The tabletop side of the biz never seemed to have quite the pressure cooker aspect that would plague the videogame industry from the very beginning. I would put in long hours working on RPG content, but I worked remotely (even though working on staff for Judges Guild) and set my own hours. Much of what I did was out of love and ownership (at least conceptually) of what I was creating. The same has been true at almost every other stage of working in RPGs for me. Even on staff at TSR in the mid-90s.

At Coleco that changed when ColecoVision came into being. Suddenly we were being forced to give up after hours activities (including taking classes to learn more job skills), required to come in on weekends, and on one project, the entire game design, art, and technical writing teams were called into test ADAM computer software at 3 AM because the department VP was cranky that the programmers were working through the night to fix problems, but that we weren’t there to give moral support (despite having our own work that we needed to stay on deadline with during daylight hours).

5. What are you working on now that we can make sure to look out for in the near future?

Jennell: I still keep my hand in the video game business through my involvement with Olde Sküül, Inc., a company I founded five years ago, with three other women who are multi-decade veterans of the game industry. But most of the call for our work is exclusively technical, and I’m exclusively content creation and development. So, I’ve begun focusing my attention on table top games.  

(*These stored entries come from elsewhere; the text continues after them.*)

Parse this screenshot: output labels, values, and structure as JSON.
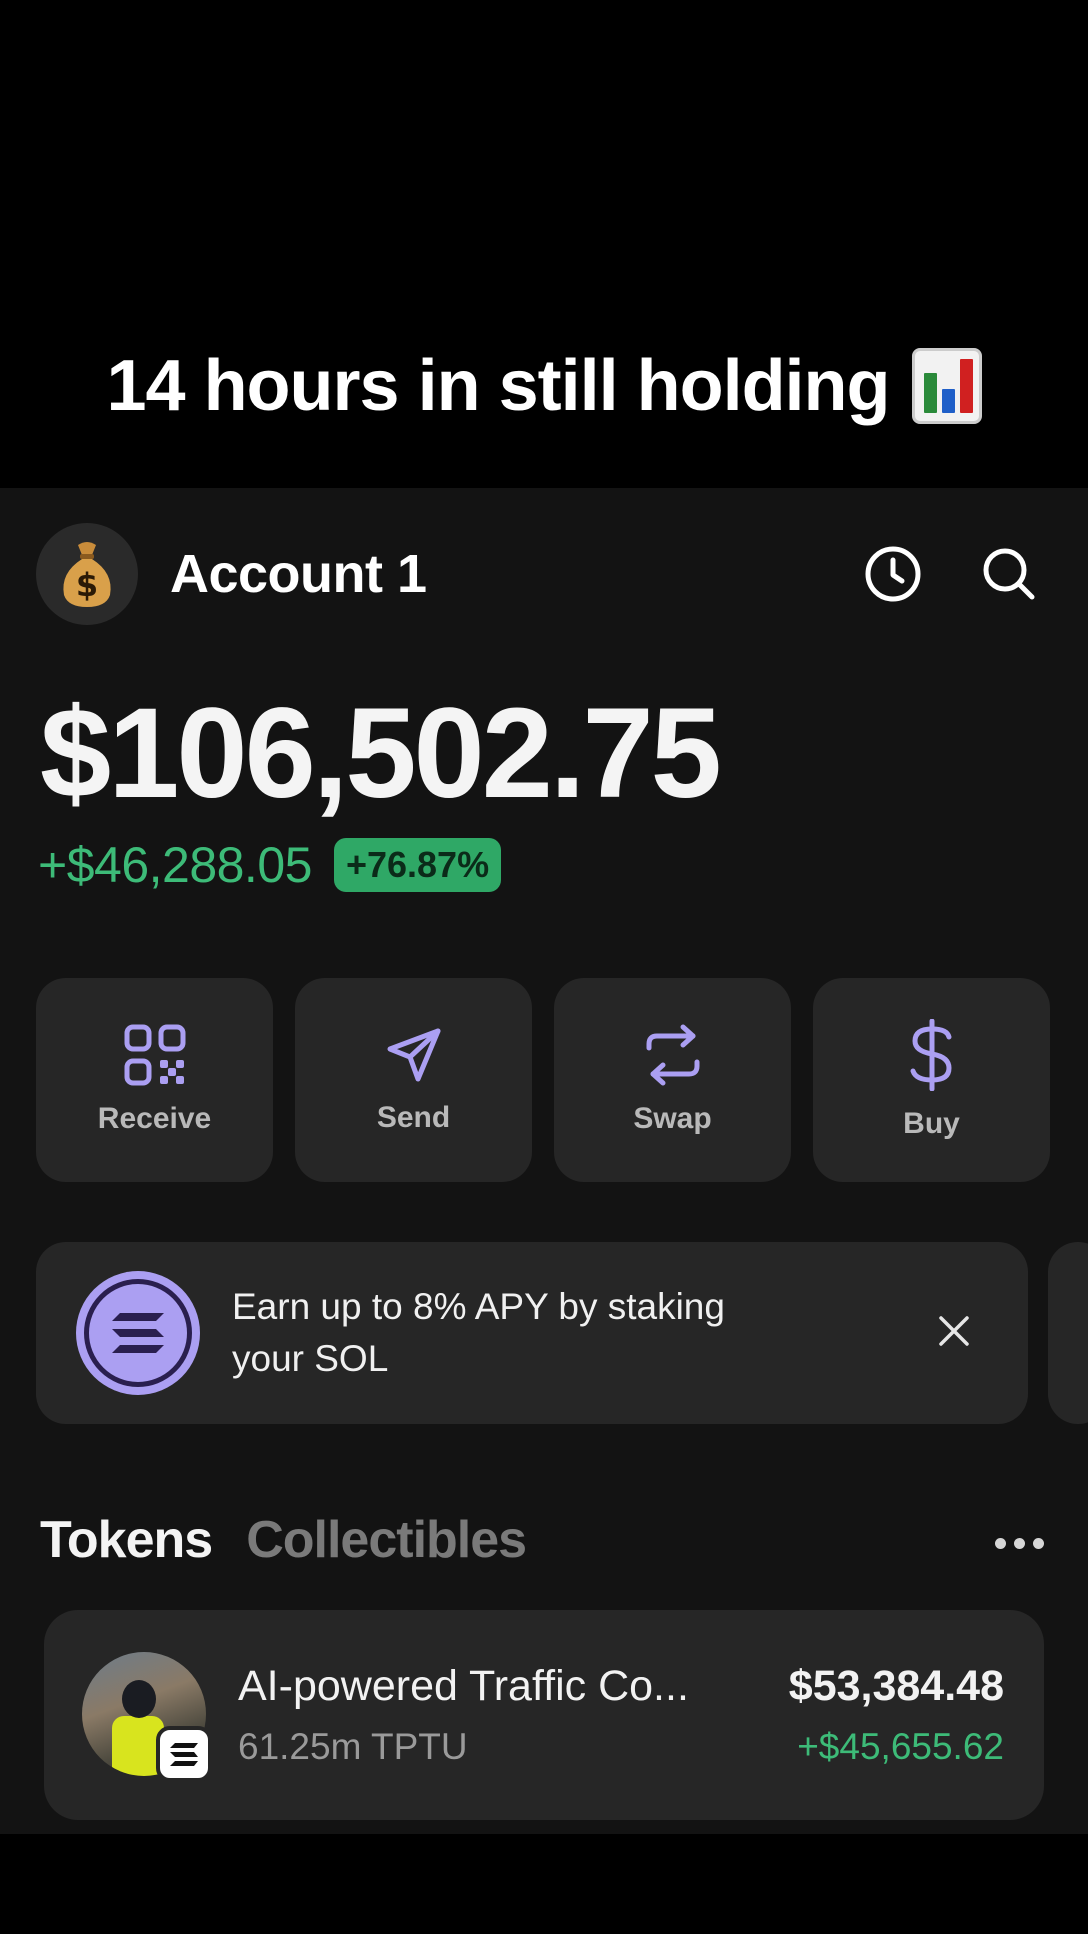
{
  "caption": {
    "text": "14 hours in still holding",
    "emoji": "bar-chart-emoji"
  },
  "header": {
    "avatar_icon": "money-bag-icon",
    "account_name": "Account 1",
    "icons": [
      "history-clock-icon",
      "search-icon"
    ]
  },
  "portfolio": {
    "balance": "$106,502.75",
    "change_amount": "+$46,288.05",
    "change_percent": "+76.87%"
  },
  "actions": [
    {
      "label": "Receive",
      "icon": "qr-code-icon"
    },
    {
      "label": "Send",
      "icon": "paper-plane-icon"
    },
    {
      "label": "Swap",
      "icon": "swap-arrows-icon"
    },
    {
      "label": "Buy",
      "icon": "dollar-icon"
    }
  ],
  "promo": {
    "text": "Earn up to 8% APY by staking your SOL",
    "icon": "solana-icon",
    "close_icon": "close-icon"
  },
  "tabs": {
    "active": "Tokens",
    "inactive": "Collectibles",
    "more_icon": "more-dots-icon"
  },
  "tokens": [
    {
      "name": "AI-powered Traffic Co...",
      "quantity": "61.25m TPTU",
      "value": "$53,384.48",
      "change": "+$45,655.62"
    }
  ],
  "colors": {
    "background": "#131313",
    "card": "#262626",
    "positive": "#3dbb78",
    "accent_purple": "#ab9ff2"
  }
}
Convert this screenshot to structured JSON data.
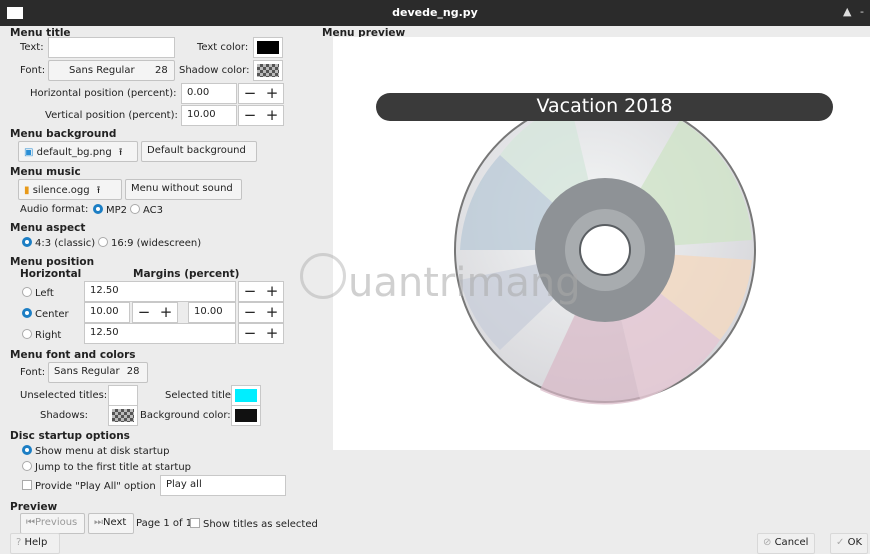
{
  "window": {
    "title": "devede_ng.py",
    "btn_up": "▲",
    "btn_min": "-"
  },
  "menu_title": {
    "section": "Menu title",
    "text_label": "Text:",
    "text_value": "",
    "text_color_label": "Text color:",
    "font_label": "Font:",
    "font_name": "Sans Regular",
    "font_size": "28",
    "shadow_color_label": "Shadow color:",
    "hpos_label": "Horizontal position (percent):",
    "hpos_value": "0.00",
    "vpos_label": "Vertical position (percent):",
    "vpos_value": "10.00"
  },
  "menu_background": {
    "section": "Menu background",
    "file": "default_bg.png",
    "default_btn": "Default background"
  },
  "menu_music": {
    "section": "Menu music",
    "file": "silence.ogg",
    "nosound_btn": "Menu without sound",
    "audio_format_label": "Audio format:",
    "opt_mp2": "MP2",
    "opt_ac3": "AC3"
  },
  "menu_aspect": {
    "section": "Menu aspect",
    "opt_43": "4:3 (classic)",
    "opt_169": "16:9 (widescreen)"
  },
  "menu_position": {
    "section": "Menu position",
    "horizontal": "Horizontal",
    "margins": "Margins (percent)",
    "left_label": "Left",
    "left_value": "12.50",
    "center_label": "Center",
    "center_value1": "10.00",
    "center_value2": "10.00",
    "right_label": "Right",
    "right_value": "12.50"
  },
  "menu_font": {
    "section": "Menu font and colors",
    "font_label": "Font:",
    "font_name": "Sans Regular",
    "font_size": "28",
    "unselected_label": "Unselected titles:",
    "selected_label": "Selected title:",
    "shadows_label": "Shadows:",
    "bgcolor_label": "Background color:"
  },
  "disc_startup": {
    "section": "Disc startup options",
    "opt_show": "Show menu at disk startup",
    "opt_jump": "Jump to the first title at startup",
    "playall_label": "Provide \"Play All\" option",
    "playall_value": "Play all"
  },
  "preview": {
    "section": "Preview",
    "prev_btn": "Previous",
    "next_btn": "Next",
    "page_text": "Page 1 of 1",
    "show_titles": "Show titles as selected"
  },
  "menu_preview": {
    "label": "Menu preview",
    "title": "Vacation 2018"
  },
  "watermark": "uantrimang",
  "footer": {
    "help_btn": "Help",
    "cancel_btn": "Cancel",
    "ok_btn": "OK"
  },
  "colors": {
    "text_color": "#000000",
    "selected_title": "#00eeff",
    "bg_color": "#111111",
    "radio_on": "#1c7ec4"
  }
}
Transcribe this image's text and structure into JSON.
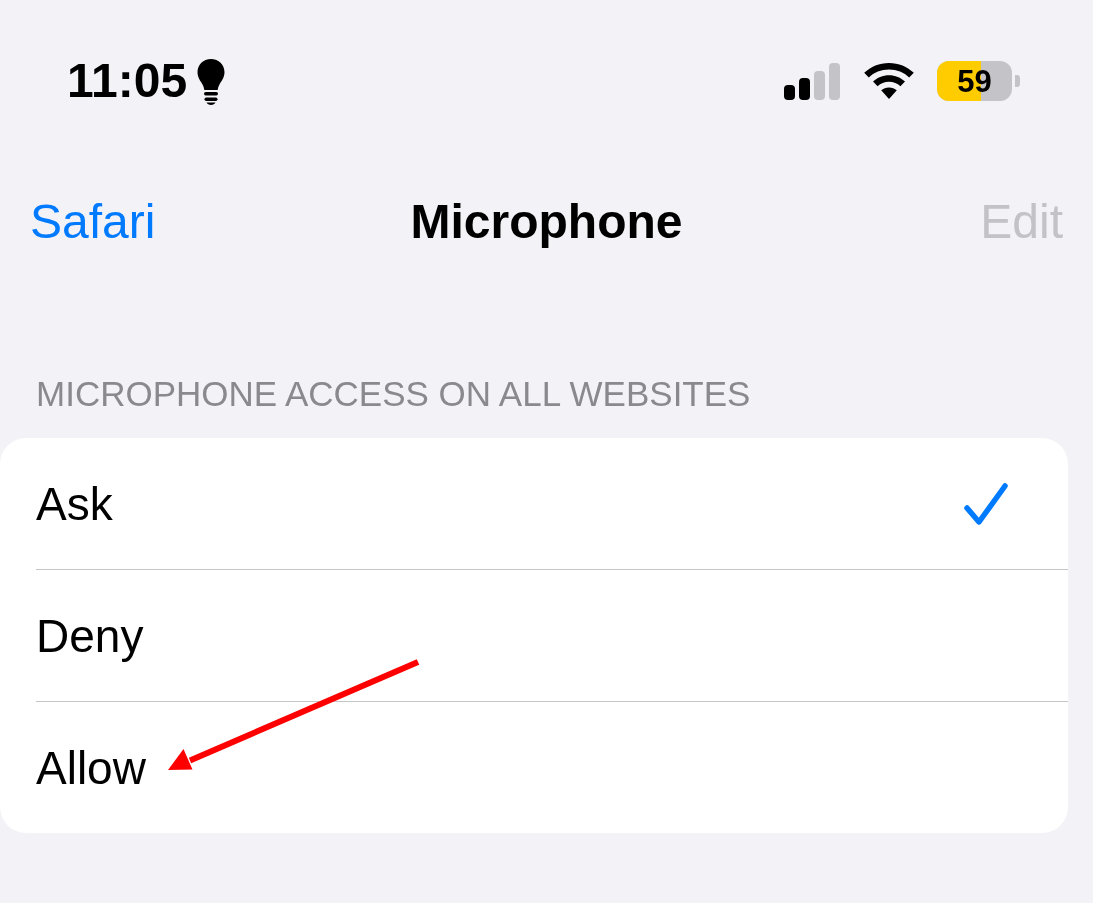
{
  "status_bar": {
    "time": "11:05",
    "battery": {
      "text": "59",
      "level": 0.59,
      "low_power": true
    }
  },
  "nav_bar": {
    "back": "Safari",
    "title": "Microphone",
    "edit": {
      "label": "Edit",
      "disabled": true
    }
  },
  "section": {
    "header": "MICROPHONE ACCESS ON ALL WEBSITES",
    "options": [
      {
        "label": "Ask",
        "selected": true
      },
      {
        "label": "Deny",
        "selected": false
      },
      {
        "label": "Allow",
        "selected": false
      }
    ]
  }
}
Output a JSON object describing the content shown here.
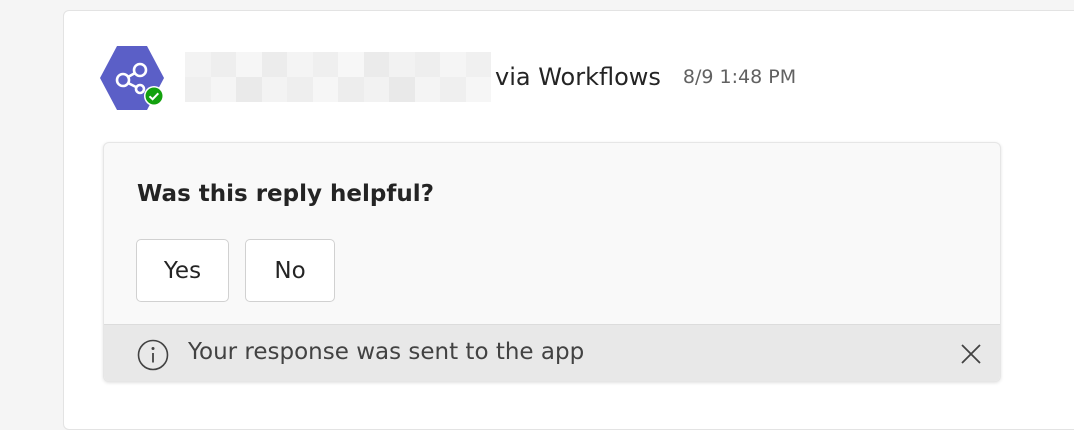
{
  "message": {
    "via_label": "via Workflows",
    "timestamp": "8/9 1:48 PM",
    "avatar_icon": "workflows-share-icon",
    "avatar_color": "#5b5fc7",
    "presence_icon": "available-check-icon",
    "presence_color": "#13a10e"
  },
  "card": {
    "question": "Was this reply helpful?",
    "buttons": [
      {
        "label": "Yes"
      },
      {
        "label": "No"
      }
    ],
    "response_bar": {
      "icon": "info-icon",
      "text": "Your response was sent to the app",
      "close_icon": "close-icon"
    }
  }
}
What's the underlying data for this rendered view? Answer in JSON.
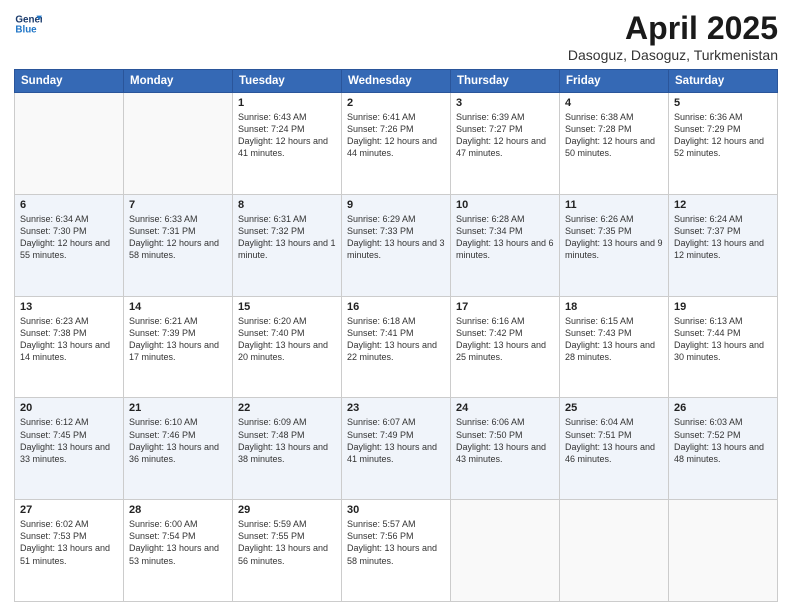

With that, I seem to have come back full circle to my career starting point. I’m doing art for tabletop RPGs again, creating concept art for and even sculpting game miniatures for several companies, and I’m writing game adventures for retro clones of the original Dungeons & Dragons rules (no, not 5th Edition). Notable are the licensed game miniatures from Otherworld for my first AD&D adventure Dark Tower (Judges Guild, 1979) and my own brand, 5th Wall miniatures and games published through Effincool Miniatures.

And I’ve gotten back into collecting and painting game miniatures again as a hobby (and am desperately trying to keep it a hobby).